Teeth grated against his ankle.  A half dozen of the rats burst into the kitchen before she could close the door.  They launched themselves in unison at Sasha, and with a shriek of terror, Sasha became a whirlwind that spun through the kitchen in a frantic effort to dislodge them from her bare flesh.

Wallace would not have had the reflexes to defend himself.  Sasha tore the creatures to shreds with her bare hands.  She paused only once, taking a respite of a second or two to reach for a butcher knife from a wood block of knives on the counter.  She slashed the next two leaping rodents in midair.  Only in that instant did Wallace take note of the size of the creatures, and the fact that they were not rats at all, but something larger, more lean and reptilian in appearance, and far quicker.

"Wallace, run!"

He ran for the front door, his body an unwieldy mass of lead, and his legs unresponsive blocks of wood.  Sasha danced about him, fending off the frenzied attack of three remaining creatures, throwing off flecks of her own blood as she spun and lashed out with the knife.

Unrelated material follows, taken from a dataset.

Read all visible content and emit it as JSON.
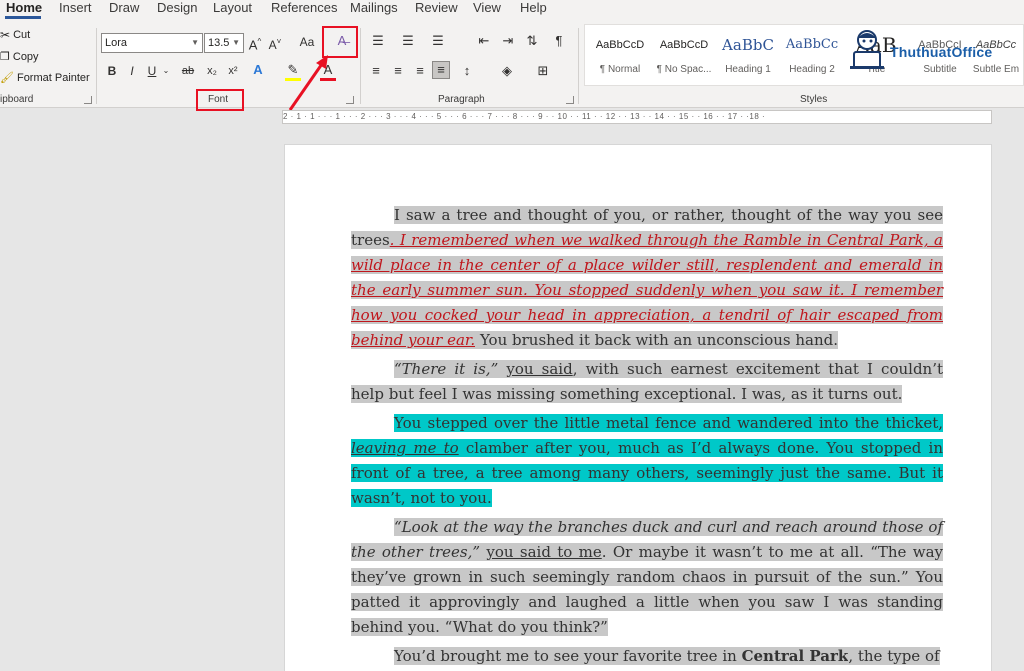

Then Wallace was outside, and the front yard was ablaze with light.  "Code four!" a man's voice roared from somewhere outside.  "Condition red!"

Sasha leaped at him.  At first, Wallace thought she had gone mad and was attacking him.  She caught him about the shoulders and sent him plunging backwards off the front porch.  Fleetingly, he saw one of the reptilian creatures arc through the air toward his throat, its legs thrown back, his slender head extended and its jaws agape.

A dart fired from off to one side caught it in the ribs.  The creature's thrashing body struck Wallace alongside the head and rebounded unconscious into the yard.  The last of the creatures launched itself off the porch.  It touched down once, leaped again and vanished into the dark, empty cornfields.

Wallace scrambled to his feet, looking wildly about for Sasha as men in uniform fatigues ran to his aid.

"She went back inside!" someone called out.  "What the hell is she doing?"

Wallace beat the crowd into the house.  He slipped on the blood and gore covering the linoleum on the way back down the basement stairs.  If she had gone anywhere else in the house, she was safe.  If she had come back down here, she was dead.

She stood in the middle of the basement, framed like a bloody goddess in blue light.  Wallace ignored the swarms of rodents rushing to take down prey foolish enough to have returned to their lair.  There was nothing he could do to save either of their lives in that moment, but he reached for Sasha as she stepped into portal.  He caught her by one arm and snatched her back to die in her own world.

In the next instant the portal collapsed.  The severed body of one of the reptilian carnivores dropped twitching to his feet.